Offrir d’autres cartographies de ce qui est visible, de ce qui a lieu et compte dans notre monde, c‘est le souci qui a lui a fait réunir tant d’auteurs et d’autrices aux intérêts, aux idées et aux sensibilités si différents qu’il a tous également respectés sans jamais chercher à les unifier en une ligne commune. Parce que ce grand éditeur était avant tout un homme libre qui ne pouvait respirer que dans l’atmosphère de la liberté.

 

Est-ce la raréfaction de cette atmosphère qui, à côté de la maladie, assombrit ses derniers jours ? Jamais les causes pour lesquelles il s’est battu n’ont été aussi railleusement bafouées en théorie, aussi allégrement piétinées en pratique que dans notre présent. Longtemps il vit dans l’ignominie même des pouvoirs qui nous gouvernent une raison d’espérer la révolution proche. Ce monde, pensait-il, est si décrépit que le moindre coup reçu, ici ou là, ne peut que provoquer son effondrement. C’est la logique, peut-être un peu trop courte, des bons artisans et des fils des Lumières. Ils croient que la pourriture fait crouler les édifices.
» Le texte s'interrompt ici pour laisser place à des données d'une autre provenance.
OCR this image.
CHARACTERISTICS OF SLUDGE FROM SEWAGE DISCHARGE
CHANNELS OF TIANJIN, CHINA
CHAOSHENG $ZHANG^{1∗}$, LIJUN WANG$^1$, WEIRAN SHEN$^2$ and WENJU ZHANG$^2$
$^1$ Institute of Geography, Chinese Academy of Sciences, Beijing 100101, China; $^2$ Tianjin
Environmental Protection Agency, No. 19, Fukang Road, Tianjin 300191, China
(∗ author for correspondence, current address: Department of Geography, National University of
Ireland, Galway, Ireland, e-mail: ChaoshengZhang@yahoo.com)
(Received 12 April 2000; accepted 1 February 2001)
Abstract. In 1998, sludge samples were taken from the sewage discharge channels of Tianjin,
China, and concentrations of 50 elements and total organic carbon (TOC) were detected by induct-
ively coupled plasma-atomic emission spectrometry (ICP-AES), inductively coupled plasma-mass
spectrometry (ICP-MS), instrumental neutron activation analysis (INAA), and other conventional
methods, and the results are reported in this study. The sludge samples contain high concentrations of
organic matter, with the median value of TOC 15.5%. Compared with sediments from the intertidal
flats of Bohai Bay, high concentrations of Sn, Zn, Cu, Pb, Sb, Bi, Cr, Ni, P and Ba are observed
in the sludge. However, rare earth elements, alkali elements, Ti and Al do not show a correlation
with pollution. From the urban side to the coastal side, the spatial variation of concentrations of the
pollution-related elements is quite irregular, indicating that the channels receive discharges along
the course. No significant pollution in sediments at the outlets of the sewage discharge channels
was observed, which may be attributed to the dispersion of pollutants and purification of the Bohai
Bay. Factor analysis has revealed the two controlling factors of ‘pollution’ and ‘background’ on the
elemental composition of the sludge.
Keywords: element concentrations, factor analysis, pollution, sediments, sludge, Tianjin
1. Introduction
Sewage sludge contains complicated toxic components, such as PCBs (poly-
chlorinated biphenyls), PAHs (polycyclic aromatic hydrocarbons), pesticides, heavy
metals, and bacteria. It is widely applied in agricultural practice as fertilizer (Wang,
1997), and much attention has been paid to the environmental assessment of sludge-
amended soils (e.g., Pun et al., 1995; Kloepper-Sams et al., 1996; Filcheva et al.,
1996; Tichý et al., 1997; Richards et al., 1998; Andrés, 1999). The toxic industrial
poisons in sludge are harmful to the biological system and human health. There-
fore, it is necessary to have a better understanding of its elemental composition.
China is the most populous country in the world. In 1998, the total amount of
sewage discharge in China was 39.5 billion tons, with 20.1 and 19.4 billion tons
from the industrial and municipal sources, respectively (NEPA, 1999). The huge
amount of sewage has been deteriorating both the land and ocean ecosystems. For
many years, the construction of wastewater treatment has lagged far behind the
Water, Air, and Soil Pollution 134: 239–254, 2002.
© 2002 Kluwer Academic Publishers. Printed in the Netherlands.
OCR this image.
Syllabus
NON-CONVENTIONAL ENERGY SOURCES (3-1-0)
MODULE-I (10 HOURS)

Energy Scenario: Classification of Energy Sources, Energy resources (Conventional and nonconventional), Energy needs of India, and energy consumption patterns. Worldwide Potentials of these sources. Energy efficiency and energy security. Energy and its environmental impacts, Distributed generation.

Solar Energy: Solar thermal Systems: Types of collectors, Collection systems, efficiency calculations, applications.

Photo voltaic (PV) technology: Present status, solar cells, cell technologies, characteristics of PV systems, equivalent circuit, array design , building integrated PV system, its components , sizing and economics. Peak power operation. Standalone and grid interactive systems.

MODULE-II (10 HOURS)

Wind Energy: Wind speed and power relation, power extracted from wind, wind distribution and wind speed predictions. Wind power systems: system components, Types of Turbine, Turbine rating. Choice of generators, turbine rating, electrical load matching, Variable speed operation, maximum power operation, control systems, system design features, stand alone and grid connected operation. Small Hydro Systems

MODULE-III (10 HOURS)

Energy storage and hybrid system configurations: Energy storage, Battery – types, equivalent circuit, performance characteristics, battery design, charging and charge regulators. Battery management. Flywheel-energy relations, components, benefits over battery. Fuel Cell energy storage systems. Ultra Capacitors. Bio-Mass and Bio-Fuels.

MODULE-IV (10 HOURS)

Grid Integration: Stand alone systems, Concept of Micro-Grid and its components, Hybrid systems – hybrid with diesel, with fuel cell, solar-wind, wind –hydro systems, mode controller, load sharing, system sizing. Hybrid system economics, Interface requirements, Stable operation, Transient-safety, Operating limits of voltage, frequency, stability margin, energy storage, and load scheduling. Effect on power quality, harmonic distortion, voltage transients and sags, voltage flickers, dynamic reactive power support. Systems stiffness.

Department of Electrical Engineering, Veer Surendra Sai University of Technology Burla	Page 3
Malheureusement elle est bien plutôt la glu qui fait tenir un monde. Et c’est un très long et patient travail de nettoyage que cette glu impose à celles et ceux qui ont d’abord besoin de créer un air plus respirable et plus propice à la préparation d’autres lendemains. C’est, en tout cas, une tâche pour laquelle son inflexible résistance à toute bassesse servira longtemps d’exemple.